Former Cook County State’s Attorney Anita Alvarez originally was among those named in the suit, but this week’s Appellate Court ruling dismissed her as a defendant, holding that the statute of limitations expired before the action was filed in January 2018.

So Alvarez is off the hook legally—but not morally.

Anita Alvarez photo by Rich Whitehead

Freeing Simon was, to put it mildly, indefensible.

When Alvarez freed him it was against a recommendation from leaders of her office’s Criminal Prosecutions Bureau—Fabio Valentini and Joseph Magats—who had concluded a year-long investigation of the case with a significantly understated finding that “there is not sufficient evidence to seek to vacate Simon’s convictions.”

Indeed, Simon confessed repeatedly and unequivocally over two years to murdering Jerry Hillard, 18, and Marilyn Green, 19, in a dispute over a drug debt in Washington Park on the South Side of Chicago—first in February 1999 on tape to Ciolino, then in September 1999 when he pleaded guilty to the killings and apologized in open court to Green’s mother, then in an undated letter apologizing to Porter, then in November 1999 in an on-camera interview with a Milwaukee television station, in several undated letters to his pro bono attorney, and in a letter dated May 1, 2000, to a law professor at Chicago-Kent College of Law.

False confessions are a well-known if under-appreciated phenomenon—having occurred in more than 300, or about 12 percent, of some 2,500 wrongful convictions documented by the National Registry of Exonerations—but Simon’s repeated confessions pretty clearly aren’t false.

Ciolino charges that Alvarez put a killer on the street out of a vendetta against David Protess for embarrassing her.
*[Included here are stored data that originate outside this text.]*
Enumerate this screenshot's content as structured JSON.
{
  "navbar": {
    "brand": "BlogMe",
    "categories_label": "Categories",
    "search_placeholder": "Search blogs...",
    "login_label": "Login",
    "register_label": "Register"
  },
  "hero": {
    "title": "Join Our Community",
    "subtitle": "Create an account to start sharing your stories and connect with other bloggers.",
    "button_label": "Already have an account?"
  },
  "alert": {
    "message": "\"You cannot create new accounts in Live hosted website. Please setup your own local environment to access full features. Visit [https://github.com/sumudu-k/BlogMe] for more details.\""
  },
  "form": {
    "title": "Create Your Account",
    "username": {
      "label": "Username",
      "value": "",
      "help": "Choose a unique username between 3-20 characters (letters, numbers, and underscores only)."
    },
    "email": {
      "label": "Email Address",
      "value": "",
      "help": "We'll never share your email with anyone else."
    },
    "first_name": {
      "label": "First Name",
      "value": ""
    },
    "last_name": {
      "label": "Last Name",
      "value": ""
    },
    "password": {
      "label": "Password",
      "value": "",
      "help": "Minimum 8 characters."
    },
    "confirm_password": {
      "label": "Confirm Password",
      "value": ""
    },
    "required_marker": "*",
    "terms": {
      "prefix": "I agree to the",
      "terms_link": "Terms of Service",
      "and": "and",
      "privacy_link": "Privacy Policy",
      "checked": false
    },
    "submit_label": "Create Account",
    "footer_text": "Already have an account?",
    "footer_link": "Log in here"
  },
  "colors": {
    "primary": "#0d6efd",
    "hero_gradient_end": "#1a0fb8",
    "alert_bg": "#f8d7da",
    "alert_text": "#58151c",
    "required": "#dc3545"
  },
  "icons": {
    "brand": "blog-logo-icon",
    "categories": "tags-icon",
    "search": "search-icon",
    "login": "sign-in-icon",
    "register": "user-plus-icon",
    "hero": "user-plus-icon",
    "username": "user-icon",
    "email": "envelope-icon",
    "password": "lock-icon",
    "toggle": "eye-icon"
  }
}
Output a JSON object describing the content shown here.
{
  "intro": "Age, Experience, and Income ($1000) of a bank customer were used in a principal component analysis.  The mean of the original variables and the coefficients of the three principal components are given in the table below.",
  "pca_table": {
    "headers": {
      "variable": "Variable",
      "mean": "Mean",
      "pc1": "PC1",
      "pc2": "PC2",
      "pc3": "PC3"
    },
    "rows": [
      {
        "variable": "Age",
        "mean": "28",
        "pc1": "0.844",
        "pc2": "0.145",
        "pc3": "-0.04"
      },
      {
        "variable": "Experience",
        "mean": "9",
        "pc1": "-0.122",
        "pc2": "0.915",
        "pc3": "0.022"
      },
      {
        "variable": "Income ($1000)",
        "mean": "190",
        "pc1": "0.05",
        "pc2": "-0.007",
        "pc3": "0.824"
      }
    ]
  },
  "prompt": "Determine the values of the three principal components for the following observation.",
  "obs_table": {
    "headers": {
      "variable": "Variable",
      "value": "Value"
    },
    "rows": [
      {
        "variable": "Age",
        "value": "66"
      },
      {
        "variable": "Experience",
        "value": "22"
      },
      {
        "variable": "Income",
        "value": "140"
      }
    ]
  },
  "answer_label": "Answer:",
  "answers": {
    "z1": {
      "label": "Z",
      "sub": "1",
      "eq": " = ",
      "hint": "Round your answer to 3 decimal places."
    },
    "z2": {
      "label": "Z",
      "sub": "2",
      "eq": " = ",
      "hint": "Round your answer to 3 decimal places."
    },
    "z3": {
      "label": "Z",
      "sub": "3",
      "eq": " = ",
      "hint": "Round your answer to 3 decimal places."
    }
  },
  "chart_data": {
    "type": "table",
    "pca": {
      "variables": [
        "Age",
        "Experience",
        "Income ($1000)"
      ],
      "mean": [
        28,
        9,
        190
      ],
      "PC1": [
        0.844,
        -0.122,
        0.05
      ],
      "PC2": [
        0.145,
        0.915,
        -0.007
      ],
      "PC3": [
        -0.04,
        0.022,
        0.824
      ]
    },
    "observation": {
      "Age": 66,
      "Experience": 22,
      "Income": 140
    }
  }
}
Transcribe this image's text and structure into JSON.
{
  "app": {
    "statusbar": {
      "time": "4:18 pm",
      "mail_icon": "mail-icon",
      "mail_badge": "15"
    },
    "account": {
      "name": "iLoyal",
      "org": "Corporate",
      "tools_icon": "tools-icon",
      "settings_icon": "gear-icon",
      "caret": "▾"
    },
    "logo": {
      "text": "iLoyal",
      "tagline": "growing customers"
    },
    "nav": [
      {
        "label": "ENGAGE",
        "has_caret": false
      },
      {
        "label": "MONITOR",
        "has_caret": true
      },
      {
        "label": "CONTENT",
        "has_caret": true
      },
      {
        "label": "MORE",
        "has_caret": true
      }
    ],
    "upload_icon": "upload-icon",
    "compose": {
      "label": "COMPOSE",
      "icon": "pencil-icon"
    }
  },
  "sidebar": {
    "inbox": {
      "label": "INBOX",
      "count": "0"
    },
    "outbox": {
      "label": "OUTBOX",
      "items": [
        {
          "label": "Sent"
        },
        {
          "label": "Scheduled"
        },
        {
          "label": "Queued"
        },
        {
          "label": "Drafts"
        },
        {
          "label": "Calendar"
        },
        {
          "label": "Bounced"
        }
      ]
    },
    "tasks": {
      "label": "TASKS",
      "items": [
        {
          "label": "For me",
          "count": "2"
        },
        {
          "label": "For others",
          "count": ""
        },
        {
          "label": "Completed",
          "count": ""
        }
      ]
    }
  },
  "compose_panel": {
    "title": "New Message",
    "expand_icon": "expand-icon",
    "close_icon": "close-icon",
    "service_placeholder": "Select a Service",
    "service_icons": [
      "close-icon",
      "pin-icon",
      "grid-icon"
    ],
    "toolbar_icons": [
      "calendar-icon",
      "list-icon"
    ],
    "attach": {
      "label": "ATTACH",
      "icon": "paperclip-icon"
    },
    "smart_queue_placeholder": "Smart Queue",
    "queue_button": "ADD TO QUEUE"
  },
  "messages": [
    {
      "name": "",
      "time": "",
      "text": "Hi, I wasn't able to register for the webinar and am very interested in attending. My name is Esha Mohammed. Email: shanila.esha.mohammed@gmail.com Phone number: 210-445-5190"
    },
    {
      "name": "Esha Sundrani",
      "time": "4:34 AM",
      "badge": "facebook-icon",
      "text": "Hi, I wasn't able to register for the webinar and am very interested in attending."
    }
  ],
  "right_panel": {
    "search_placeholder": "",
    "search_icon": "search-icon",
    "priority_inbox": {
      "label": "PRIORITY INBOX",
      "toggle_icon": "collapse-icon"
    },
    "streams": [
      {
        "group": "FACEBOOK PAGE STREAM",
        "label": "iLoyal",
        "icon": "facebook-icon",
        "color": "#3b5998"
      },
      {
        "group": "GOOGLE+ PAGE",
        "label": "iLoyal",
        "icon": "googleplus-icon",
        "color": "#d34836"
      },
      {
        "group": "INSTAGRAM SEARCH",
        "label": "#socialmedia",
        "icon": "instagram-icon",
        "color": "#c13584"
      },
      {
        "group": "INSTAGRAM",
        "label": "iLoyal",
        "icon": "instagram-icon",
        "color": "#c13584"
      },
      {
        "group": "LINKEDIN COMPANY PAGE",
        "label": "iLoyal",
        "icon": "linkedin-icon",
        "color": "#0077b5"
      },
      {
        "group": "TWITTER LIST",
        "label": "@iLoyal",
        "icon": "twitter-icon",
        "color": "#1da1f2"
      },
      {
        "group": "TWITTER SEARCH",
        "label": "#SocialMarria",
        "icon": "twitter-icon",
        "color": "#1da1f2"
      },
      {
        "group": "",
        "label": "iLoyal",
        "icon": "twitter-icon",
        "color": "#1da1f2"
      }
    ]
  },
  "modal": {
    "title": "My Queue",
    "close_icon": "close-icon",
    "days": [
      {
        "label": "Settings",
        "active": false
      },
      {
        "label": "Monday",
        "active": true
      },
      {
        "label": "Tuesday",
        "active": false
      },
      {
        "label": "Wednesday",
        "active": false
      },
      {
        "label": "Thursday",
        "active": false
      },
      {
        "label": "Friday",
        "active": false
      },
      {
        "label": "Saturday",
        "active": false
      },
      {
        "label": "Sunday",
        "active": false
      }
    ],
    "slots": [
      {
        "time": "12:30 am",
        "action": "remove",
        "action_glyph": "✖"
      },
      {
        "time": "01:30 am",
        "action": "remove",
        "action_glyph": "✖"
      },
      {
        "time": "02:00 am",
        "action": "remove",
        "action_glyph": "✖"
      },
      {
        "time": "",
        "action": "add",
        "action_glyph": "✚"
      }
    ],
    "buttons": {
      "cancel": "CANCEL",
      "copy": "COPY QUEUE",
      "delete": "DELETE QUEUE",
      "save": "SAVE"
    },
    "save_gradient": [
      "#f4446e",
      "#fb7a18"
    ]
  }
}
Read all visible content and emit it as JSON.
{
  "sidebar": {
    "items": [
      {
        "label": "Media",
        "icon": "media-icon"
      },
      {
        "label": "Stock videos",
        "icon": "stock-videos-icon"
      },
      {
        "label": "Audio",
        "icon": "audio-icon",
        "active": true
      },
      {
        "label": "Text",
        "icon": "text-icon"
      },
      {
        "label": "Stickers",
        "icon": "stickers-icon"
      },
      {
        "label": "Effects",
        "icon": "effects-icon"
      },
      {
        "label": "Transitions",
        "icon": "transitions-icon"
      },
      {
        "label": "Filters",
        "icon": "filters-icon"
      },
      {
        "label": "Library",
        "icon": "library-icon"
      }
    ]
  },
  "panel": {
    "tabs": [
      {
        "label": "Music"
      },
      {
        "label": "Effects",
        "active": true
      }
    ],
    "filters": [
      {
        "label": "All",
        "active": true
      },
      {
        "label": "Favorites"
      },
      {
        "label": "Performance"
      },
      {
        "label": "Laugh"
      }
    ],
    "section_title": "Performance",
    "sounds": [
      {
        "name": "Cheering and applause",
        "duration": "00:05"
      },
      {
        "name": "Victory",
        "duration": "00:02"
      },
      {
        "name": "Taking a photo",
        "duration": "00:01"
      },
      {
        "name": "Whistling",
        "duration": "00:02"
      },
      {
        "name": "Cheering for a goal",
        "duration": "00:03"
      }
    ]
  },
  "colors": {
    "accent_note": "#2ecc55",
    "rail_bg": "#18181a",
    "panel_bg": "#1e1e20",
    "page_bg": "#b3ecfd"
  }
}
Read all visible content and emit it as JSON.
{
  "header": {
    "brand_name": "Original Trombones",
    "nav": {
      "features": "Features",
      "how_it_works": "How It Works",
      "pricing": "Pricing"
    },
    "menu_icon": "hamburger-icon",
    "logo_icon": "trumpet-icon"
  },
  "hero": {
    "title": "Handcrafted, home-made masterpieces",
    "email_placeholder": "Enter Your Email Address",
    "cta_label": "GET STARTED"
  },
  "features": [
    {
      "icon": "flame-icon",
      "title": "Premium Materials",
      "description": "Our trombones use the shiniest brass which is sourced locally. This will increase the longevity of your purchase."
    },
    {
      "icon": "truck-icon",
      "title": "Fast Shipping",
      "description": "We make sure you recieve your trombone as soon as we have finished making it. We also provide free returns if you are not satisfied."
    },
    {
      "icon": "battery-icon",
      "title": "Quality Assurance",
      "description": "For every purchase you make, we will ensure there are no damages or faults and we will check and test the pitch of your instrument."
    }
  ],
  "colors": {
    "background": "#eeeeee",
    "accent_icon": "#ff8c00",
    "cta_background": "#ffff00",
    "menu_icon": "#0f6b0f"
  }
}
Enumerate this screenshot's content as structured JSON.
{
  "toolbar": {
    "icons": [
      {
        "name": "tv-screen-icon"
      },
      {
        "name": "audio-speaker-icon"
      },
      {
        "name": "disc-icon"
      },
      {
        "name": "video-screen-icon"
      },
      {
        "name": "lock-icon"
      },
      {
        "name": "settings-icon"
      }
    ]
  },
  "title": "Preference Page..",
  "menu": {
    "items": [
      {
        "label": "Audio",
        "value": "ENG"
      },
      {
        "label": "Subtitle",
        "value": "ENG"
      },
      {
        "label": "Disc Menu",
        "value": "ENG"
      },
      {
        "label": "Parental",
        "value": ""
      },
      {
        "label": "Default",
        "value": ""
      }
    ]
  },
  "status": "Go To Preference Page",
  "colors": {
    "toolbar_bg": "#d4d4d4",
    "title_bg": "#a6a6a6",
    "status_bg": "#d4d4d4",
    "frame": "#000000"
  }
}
Her actions allegedly were in concert with a defamatory propaganda effort by the defendants against whom the Appellate Court gave a green light for the libel action to proceed.

There will never be justice in this case—but the Appellate Court at least gives hope that Ciolino may succeed in establishing a record of what Alvarez and her alleged cohorts did.

Rob Warden is co-director of Injustice Watch. Full disclosure: Warden has had a long association with David Protess, having co-authored two books with him—Gone in the Night/The Dowaliby Family’s Encounter with Murder and the Law (Delacorte, 1992) and A Promise of Justice/The Eighteen-Year Fight to Save Four Innocent Men (Hyperion, 1998). Warden and Protess worked closely with Paul Ciolino on the latter.